The Hours

Plot introduction

Portrait of Virginia Woolf, British author and feminist

The nonlinear narrative unfolds primarily through the perspectives of three women across three different decades, with each woman somehow impacted by the classic novel Mrs. Dalloway.

In 1923 Richmond, outside London, author Virginia Woolf writes Mrs. Dalloway and struggles with her mental illness. In 1949 Los Angeles, Laura Brown is reading Mrs. Dalloway while planning a birthday party for her husband, a World War II veteran.
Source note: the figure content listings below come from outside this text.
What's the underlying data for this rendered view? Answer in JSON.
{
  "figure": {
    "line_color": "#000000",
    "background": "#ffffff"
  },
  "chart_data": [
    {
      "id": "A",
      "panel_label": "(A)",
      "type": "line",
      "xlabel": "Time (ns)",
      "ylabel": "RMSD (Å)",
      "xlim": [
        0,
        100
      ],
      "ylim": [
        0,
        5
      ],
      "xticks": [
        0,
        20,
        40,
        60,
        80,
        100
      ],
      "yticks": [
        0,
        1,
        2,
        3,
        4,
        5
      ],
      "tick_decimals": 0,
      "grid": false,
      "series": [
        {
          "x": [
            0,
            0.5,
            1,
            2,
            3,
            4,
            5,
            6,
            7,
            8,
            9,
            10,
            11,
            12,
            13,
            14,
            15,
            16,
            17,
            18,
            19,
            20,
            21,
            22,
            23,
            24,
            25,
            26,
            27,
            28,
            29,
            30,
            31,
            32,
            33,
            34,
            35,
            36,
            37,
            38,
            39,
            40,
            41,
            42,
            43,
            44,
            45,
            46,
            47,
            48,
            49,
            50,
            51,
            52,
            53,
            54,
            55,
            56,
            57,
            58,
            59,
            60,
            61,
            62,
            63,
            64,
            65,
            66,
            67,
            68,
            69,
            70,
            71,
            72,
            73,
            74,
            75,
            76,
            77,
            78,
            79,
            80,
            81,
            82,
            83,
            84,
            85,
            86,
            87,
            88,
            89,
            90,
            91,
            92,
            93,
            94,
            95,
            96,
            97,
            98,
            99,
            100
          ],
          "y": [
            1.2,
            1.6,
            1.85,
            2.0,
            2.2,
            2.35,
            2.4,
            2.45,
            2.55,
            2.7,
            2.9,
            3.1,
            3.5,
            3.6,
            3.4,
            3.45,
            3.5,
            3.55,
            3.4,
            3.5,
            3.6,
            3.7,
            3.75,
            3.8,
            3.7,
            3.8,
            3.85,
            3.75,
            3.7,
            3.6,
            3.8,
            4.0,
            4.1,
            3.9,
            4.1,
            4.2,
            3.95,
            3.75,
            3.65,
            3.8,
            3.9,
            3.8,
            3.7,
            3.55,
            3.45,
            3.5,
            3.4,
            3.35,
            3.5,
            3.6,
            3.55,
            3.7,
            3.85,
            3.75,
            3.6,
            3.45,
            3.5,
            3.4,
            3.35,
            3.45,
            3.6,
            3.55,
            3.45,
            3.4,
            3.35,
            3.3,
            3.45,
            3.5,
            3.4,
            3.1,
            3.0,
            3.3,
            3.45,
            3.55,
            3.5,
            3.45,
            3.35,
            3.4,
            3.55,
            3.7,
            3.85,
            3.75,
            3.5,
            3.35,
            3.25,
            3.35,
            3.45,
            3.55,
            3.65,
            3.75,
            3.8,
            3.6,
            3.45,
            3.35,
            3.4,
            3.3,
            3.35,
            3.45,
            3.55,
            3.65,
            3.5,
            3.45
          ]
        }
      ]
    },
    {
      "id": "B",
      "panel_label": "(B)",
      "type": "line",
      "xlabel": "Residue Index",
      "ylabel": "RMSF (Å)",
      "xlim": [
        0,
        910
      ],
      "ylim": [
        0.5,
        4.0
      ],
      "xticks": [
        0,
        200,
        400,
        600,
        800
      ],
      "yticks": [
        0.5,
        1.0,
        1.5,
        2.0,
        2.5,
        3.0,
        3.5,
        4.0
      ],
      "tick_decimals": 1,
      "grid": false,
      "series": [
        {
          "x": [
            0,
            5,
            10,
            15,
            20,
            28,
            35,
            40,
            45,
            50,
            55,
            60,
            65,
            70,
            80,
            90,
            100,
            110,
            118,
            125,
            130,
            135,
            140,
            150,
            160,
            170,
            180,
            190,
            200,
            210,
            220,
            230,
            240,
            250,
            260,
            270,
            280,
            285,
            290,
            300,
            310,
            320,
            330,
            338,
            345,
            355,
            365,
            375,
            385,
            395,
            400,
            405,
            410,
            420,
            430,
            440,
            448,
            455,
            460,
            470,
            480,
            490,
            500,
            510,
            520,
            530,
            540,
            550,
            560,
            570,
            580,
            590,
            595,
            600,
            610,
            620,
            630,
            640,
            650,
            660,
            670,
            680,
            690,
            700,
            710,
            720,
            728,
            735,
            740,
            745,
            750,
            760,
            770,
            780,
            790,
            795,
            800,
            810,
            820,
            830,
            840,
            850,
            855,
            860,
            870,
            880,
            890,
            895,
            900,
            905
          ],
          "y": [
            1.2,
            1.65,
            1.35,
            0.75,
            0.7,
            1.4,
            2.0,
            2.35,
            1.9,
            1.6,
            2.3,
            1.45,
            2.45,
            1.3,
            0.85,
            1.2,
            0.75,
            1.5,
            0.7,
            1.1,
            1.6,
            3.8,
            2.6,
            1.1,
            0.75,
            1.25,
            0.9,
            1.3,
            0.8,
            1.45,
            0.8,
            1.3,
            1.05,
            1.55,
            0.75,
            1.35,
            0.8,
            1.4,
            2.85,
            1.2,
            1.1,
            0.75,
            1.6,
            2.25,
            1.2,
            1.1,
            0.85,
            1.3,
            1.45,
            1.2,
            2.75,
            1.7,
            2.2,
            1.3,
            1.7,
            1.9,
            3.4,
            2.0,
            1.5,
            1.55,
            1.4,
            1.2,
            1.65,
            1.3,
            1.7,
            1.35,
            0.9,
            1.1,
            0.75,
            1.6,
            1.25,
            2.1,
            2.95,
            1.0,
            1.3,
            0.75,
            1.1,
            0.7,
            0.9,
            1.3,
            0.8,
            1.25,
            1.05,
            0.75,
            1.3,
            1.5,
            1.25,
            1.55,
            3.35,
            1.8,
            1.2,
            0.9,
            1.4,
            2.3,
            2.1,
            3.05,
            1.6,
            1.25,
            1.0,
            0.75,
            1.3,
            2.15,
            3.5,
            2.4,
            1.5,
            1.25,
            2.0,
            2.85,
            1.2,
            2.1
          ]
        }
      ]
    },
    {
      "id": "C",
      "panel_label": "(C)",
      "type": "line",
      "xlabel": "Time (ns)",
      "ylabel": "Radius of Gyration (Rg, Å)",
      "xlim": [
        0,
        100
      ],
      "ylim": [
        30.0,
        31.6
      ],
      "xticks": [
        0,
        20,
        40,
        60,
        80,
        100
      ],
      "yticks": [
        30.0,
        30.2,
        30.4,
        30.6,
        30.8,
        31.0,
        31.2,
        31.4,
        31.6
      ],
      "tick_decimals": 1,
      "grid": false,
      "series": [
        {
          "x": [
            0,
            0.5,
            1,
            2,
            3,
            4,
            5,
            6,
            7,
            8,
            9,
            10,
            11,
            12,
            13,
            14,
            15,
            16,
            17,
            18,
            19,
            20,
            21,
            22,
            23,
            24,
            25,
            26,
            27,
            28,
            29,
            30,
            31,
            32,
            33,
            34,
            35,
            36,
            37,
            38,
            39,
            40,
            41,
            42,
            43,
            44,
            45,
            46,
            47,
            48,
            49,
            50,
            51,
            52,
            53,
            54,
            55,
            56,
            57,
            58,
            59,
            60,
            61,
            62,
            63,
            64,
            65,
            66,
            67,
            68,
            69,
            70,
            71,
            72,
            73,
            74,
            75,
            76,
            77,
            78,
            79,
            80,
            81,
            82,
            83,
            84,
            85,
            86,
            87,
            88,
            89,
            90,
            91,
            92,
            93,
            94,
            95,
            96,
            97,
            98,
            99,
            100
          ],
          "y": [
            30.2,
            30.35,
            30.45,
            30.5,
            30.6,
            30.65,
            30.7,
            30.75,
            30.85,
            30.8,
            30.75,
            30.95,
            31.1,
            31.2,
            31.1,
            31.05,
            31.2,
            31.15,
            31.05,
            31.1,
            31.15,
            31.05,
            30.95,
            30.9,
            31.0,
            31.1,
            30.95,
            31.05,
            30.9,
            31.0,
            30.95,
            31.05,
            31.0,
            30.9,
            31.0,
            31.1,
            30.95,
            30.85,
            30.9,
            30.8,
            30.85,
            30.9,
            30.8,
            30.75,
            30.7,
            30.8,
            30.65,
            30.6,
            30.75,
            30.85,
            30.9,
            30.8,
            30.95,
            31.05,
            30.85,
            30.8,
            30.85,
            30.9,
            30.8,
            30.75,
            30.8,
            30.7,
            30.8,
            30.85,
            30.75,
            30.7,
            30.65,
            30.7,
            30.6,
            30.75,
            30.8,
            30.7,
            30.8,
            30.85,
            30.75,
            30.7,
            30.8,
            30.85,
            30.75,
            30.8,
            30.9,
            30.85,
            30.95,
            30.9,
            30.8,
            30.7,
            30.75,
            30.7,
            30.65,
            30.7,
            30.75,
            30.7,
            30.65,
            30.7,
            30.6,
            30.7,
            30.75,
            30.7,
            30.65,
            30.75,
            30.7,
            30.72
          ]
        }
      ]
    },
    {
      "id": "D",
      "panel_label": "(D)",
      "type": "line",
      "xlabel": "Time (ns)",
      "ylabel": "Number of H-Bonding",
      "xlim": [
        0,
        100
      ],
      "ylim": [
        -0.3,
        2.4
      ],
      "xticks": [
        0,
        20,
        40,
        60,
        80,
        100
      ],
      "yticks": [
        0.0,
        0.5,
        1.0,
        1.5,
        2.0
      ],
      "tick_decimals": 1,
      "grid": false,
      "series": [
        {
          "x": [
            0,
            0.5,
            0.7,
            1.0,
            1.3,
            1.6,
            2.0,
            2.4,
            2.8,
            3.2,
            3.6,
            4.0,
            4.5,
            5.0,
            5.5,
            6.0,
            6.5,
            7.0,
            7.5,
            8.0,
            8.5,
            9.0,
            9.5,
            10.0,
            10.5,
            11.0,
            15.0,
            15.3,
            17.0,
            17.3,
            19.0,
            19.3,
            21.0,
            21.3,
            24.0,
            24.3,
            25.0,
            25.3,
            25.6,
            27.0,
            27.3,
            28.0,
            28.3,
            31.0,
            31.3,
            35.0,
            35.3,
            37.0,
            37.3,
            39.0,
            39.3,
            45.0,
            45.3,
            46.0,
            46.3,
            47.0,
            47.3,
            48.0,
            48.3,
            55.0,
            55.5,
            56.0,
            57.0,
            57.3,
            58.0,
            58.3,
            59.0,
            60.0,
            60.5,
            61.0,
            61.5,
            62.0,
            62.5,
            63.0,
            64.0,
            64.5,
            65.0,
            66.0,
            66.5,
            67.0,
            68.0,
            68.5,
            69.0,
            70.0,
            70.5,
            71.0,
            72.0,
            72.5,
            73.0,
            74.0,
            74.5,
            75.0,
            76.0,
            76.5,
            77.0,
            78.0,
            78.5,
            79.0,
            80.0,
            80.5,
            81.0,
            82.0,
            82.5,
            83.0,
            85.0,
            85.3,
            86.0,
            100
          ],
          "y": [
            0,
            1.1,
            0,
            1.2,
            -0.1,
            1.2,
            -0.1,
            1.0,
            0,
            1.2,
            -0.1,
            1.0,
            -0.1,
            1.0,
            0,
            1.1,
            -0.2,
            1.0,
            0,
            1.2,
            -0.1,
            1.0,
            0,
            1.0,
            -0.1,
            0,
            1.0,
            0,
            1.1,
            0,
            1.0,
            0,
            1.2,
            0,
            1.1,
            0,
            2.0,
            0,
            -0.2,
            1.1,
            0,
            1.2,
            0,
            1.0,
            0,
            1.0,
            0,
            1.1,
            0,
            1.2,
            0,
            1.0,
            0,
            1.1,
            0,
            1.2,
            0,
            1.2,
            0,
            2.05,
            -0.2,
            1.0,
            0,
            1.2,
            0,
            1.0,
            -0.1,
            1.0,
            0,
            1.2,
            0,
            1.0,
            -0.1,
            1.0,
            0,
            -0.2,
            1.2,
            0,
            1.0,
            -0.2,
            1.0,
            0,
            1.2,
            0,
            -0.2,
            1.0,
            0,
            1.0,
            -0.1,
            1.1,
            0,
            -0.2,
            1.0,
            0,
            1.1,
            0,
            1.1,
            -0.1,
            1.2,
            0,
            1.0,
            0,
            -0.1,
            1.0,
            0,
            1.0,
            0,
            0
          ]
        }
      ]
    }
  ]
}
In 1999 New York City, Clarissa Vaughan plans a party to celebrate a major literary award received by her good friend and former lover, the poet Richard, who is dying of an AIDS-related illness.

The situations of all three characters mirror situations experienced by Woolf's own Clarissa Dalloway in Mrs. Dalloway, with Clarissa Vaughan being a modern-day version of Woolf's character. Like Mrs. Dalloway, Clarissa Vaughan goes on a journey to buy flowers while reflecting on the minutiae of the day around her and later prepares to throw a party. Clarissa Dalloway and Clarissa Vaughan also both contrast their histories and past loves with their current lives, which they both perceive as trivial. Several other characters in Clarissa Vaughan's story also parallel characters in Woolf's Mrs. Dalloway.

Cunningham's novel mirrors Mrs. Dalloway's stream-of-consciousness narrative style, which was pioneered by Woolf and James Joyce, in which the protagonists' flowing thoughts and perceptions are depicted as they would occur in real life. This means that characters interact not only with the present, but also with memories; this contextualizes personal history and backstory, which otherwise might appear quite trivial—buying flowers, baking a cake, and such things.

Similarly to Woolf's Mrs. Dalloway, Cunningham's novel places the entire story within one day: Woolf's Mrs. Dalloway is one day in the life of the central character Clarissa Dalloway, while Cunningham's novel contains one day in the life of each of the three central characters (Clarissa Vaughan, Laura Brown, and Virginia Woolf herself). Through these three women, Cunningham attempts, as did Woolf, to show the beauty and profundity of every day in a person's life and, conversely, how a person's whole life can be examined through the lens of one single day.

Cunningham took the novel's title, The Hours, from the original working title that Virginia Woolf used for Mrs. Dalloway.